The use of cheap and substandard chemical fertilisers also has the same undesirable effects. Reports frequently appear in newspapers about the smuggling into Bangladesh of low quality fertilisers which lead to short term higher yields but alarming degradation of the soil. Reportedly, the police some months ago seized 10,000 sacks that contained adulterated and contraband FMC fertlisers at Pabna . The FMC fertilisers were probably smuggled into the country from China. A ban on FMC fertliser remains in force for its harmful effects . But smuggled quantities of it are turned into dust and repacked and sold as Triple Super Phosphate (TSP) fertilisers which has a big demand . Besides, fake TSP fertlisers are also coming from India and getting marketed rather easily. Unregulated use of pesticides is also creating toxicity in the land and reducing its fertility on a large scale.

But land fertility is the most precious gift of nature that the ever increasing number of Bangladeshis will have to rely on for their food security. Therefore, it is imperative that the government's department of agricultural extension that trains farmers in safe farming practices should engage in extensive countrywide activities to discourage the use of low quality fertilisers. Law enforcement bodies will have to be more active to frustrate attempts to smuggle in such fertilisers. Farmers should be encouraged to practise rotation of crops, organic farming without pesticides or natural ways of pest control. Traditional manuring of the land with decomposed biomass to produce high yields used to be considered as safe practice. Now information has come from a northern district, Nilphamari, that the leaves of a plant called dhancha can be such an excellent and safe natural manure. Dhancha cultivation and its application as manure needs to be popularised throughout the country. Dhancha can be cultivated in fallow lands or on small patches of cultivable lands for the purpose.

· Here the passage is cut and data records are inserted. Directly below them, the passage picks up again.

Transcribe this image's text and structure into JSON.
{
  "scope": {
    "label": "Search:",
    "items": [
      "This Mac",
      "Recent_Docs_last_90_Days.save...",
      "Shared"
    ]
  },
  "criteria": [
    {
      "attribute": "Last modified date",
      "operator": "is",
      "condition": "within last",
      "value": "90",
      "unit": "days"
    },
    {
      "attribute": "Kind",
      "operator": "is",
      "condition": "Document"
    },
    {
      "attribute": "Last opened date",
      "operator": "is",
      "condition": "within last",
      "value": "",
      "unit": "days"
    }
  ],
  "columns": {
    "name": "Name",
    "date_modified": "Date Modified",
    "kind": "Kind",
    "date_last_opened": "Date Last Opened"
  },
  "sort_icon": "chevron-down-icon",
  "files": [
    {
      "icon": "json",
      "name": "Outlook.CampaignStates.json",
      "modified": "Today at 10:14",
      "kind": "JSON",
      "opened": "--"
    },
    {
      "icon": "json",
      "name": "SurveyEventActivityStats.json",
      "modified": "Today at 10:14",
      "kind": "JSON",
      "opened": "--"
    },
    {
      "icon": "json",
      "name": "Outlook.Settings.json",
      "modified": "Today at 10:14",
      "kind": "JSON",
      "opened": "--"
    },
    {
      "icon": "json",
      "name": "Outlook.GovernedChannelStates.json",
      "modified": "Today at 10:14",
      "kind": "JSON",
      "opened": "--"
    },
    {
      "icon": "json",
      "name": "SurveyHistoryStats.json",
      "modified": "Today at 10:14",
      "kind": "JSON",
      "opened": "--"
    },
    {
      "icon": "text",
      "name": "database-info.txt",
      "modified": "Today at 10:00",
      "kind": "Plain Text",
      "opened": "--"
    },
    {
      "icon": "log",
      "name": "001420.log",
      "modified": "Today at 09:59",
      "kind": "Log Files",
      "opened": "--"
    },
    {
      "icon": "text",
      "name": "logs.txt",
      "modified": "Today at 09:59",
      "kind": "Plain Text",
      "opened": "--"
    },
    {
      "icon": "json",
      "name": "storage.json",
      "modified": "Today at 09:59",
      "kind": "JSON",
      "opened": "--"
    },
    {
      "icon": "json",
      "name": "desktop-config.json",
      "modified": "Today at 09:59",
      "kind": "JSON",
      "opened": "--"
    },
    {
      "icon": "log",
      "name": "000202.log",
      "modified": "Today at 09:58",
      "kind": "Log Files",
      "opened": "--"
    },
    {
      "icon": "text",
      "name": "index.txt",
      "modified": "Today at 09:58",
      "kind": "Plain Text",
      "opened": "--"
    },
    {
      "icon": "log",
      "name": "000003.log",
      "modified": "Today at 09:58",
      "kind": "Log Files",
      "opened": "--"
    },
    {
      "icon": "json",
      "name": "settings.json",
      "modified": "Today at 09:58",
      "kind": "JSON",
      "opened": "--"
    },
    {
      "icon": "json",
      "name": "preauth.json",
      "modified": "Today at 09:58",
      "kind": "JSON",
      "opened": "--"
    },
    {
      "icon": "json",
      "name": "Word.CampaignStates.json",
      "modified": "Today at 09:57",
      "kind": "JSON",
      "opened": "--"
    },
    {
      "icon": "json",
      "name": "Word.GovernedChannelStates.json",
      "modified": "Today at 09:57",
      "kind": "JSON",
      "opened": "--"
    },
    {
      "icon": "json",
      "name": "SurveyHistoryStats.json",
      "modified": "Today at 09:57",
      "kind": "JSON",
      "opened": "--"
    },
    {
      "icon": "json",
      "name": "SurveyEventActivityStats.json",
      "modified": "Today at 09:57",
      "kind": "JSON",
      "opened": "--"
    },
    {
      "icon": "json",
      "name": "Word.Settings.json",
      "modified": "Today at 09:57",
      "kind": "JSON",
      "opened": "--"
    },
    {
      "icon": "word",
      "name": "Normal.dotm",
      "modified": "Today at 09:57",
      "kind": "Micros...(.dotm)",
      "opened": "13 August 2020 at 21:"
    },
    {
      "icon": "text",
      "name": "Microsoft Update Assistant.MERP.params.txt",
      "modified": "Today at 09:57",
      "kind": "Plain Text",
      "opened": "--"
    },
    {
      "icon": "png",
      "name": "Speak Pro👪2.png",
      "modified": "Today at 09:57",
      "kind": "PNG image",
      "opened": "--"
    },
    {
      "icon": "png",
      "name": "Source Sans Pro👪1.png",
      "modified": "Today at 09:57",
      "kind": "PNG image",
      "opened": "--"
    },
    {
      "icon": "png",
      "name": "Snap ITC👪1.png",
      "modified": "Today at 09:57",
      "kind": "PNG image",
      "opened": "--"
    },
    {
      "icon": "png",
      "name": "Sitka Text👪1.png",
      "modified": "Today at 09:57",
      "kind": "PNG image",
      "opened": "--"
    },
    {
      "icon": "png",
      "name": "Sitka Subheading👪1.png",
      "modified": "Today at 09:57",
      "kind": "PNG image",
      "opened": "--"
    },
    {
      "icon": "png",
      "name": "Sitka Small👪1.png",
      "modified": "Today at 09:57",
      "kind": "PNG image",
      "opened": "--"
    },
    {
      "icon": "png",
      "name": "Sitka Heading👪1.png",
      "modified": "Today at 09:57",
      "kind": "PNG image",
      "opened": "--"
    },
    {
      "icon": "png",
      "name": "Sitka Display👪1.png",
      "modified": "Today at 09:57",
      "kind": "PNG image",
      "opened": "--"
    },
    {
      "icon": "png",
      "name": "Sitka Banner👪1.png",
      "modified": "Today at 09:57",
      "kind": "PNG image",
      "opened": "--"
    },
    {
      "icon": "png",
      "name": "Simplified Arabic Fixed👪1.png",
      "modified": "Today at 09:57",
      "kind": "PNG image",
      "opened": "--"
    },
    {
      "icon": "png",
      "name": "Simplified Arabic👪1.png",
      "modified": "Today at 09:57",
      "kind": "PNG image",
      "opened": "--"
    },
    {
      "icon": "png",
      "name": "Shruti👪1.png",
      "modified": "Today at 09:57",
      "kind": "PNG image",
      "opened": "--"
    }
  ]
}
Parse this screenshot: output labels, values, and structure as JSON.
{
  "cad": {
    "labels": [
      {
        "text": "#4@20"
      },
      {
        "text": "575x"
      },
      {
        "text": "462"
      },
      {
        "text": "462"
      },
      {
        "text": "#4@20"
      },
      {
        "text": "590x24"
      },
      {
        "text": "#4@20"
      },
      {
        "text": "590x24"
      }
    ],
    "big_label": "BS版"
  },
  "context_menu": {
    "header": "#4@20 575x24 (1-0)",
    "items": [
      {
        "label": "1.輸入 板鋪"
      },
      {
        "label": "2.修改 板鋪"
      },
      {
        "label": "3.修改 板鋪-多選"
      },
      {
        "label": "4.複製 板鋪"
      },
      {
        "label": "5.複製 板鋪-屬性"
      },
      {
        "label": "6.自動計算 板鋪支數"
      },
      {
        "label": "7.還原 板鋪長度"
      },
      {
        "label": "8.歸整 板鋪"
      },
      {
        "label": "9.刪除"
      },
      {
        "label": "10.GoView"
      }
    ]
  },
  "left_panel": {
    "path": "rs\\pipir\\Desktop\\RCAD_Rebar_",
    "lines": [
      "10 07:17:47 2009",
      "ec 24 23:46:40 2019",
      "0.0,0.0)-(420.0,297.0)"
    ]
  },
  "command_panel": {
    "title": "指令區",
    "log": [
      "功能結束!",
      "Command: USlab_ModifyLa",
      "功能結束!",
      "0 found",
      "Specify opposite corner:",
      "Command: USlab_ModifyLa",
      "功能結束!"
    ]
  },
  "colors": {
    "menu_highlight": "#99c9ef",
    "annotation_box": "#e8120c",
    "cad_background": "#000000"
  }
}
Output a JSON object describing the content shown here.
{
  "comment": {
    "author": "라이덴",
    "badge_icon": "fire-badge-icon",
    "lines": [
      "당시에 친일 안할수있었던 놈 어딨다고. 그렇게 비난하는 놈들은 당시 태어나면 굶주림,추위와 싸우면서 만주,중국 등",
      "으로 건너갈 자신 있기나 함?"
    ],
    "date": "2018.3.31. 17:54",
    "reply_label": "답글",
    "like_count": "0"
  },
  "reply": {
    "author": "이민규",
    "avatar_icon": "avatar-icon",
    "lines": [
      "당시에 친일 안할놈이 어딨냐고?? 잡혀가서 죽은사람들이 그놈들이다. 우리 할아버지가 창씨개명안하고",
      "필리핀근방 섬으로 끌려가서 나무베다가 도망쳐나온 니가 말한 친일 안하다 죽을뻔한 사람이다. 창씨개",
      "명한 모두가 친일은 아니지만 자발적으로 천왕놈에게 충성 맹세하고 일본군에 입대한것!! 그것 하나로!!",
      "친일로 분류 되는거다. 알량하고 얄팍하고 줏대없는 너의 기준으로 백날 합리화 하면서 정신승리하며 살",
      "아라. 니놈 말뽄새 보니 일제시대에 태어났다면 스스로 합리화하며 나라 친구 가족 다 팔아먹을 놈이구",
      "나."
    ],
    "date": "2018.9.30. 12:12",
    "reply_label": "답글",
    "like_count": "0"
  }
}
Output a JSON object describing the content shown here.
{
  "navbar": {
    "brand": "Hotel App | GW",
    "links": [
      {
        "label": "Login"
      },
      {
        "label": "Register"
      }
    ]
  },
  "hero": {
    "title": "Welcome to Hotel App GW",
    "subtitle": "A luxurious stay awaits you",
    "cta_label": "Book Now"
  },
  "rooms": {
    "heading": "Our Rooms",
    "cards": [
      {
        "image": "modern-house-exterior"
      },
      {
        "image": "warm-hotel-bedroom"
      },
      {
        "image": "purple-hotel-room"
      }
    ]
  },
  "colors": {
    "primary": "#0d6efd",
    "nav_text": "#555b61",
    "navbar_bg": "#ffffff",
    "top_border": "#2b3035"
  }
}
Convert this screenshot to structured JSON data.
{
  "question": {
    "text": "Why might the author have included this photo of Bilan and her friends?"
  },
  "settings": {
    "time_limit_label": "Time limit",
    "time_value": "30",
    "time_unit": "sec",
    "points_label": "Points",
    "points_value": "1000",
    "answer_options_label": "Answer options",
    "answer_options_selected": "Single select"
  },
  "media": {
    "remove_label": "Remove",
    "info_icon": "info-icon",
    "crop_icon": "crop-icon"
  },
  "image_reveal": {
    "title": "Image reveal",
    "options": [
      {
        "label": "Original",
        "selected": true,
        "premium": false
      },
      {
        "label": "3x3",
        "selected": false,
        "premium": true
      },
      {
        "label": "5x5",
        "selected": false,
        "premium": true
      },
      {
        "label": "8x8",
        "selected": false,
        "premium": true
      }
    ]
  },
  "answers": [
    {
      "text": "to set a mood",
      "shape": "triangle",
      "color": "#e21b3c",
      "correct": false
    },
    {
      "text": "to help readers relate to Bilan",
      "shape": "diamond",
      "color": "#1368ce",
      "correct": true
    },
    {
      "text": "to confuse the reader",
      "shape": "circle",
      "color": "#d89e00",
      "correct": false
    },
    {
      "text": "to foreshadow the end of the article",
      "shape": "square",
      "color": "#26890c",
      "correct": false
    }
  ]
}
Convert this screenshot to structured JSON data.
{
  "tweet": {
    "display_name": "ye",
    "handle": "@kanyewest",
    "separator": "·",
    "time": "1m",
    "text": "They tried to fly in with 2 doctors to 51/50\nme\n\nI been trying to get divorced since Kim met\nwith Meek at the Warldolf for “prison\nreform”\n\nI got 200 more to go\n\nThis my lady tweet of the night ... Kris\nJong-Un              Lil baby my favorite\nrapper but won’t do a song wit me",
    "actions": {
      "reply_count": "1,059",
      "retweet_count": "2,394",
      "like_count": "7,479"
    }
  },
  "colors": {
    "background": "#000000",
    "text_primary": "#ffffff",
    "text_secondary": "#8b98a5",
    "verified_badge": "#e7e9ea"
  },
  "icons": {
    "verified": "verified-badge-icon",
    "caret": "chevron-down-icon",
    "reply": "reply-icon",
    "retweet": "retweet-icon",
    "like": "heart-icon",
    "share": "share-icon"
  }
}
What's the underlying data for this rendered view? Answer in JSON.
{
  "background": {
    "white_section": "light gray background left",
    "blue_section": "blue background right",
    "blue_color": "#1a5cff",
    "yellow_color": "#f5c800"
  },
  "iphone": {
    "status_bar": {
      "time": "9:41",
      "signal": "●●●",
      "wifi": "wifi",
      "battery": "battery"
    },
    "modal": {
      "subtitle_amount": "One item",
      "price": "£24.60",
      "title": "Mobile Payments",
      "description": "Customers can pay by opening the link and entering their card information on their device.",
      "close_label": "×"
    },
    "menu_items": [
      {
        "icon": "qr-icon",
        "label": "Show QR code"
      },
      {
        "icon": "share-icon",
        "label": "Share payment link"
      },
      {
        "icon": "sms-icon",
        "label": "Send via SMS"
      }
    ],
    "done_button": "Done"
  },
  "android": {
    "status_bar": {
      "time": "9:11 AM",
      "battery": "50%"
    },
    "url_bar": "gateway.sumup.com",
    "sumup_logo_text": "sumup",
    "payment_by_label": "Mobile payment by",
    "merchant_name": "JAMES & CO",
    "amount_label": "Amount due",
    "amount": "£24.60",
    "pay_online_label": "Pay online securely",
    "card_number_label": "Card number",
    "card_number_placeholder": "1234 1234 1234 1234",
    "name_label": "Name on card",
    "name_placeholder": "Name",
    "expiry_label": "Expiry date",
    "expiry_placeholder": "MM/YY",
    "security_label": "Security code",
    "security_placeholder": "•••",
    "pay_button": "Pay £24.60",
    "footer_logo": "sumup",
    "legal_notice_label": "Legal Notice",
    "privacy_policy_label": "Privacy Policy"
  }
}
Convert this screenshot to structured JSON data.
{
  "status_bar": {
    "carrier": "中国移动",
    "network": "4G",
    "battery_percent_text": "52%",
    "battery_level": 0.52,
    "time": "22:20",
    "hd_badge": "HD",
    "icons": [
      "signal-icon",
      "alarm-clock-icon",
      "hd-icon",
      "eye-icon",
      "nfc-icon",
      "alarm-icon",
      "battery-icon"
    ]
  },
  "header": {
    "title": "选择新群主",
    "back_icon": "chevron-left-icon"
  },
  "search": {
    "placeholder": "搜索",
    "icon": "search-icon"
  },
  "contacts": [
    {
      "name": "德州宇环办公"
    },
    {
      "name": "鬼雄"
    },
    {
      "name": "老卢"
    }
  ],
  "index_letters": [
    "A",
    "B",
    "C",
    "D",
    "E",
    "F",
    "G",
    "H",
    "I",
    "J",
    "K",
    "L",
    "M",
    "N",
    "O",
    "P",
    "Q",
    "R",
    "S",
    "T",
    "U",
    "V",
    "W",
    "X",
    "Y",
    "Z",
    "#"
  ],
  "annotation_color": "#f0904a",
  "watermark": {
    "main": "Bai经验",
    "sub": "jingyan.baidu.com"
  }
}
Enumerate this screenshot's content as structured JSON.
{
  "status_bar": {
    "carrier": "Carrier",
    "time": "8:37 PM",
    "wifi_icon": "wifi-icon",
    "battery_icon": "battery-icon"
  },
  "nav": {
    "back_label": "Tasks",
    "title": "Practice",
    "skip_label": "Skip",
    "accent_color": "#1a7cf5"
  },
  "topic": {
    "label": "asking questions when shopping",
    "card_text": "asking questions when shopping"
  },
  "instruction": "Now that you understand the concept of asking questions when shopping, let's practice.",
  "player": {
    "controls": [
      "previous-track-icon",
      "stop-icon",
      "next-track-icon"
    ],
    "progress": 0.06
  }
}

New developments are noted such as the finding that a piece of land can be manured just as efficiently-- with one tenth of the urea currently applied on it-- by using urea in granule form. Similarly, it was found out that a great deal of irrigation water is wasted in Bangladesh fruitlessly. The fields can be irrigated by a fraction of such water with no adverse effect on output. There are also many other new processes calling for the attention of the planners. The same will have to be popularised or information about them disseminated to our farmers effectively and quickly as they are known.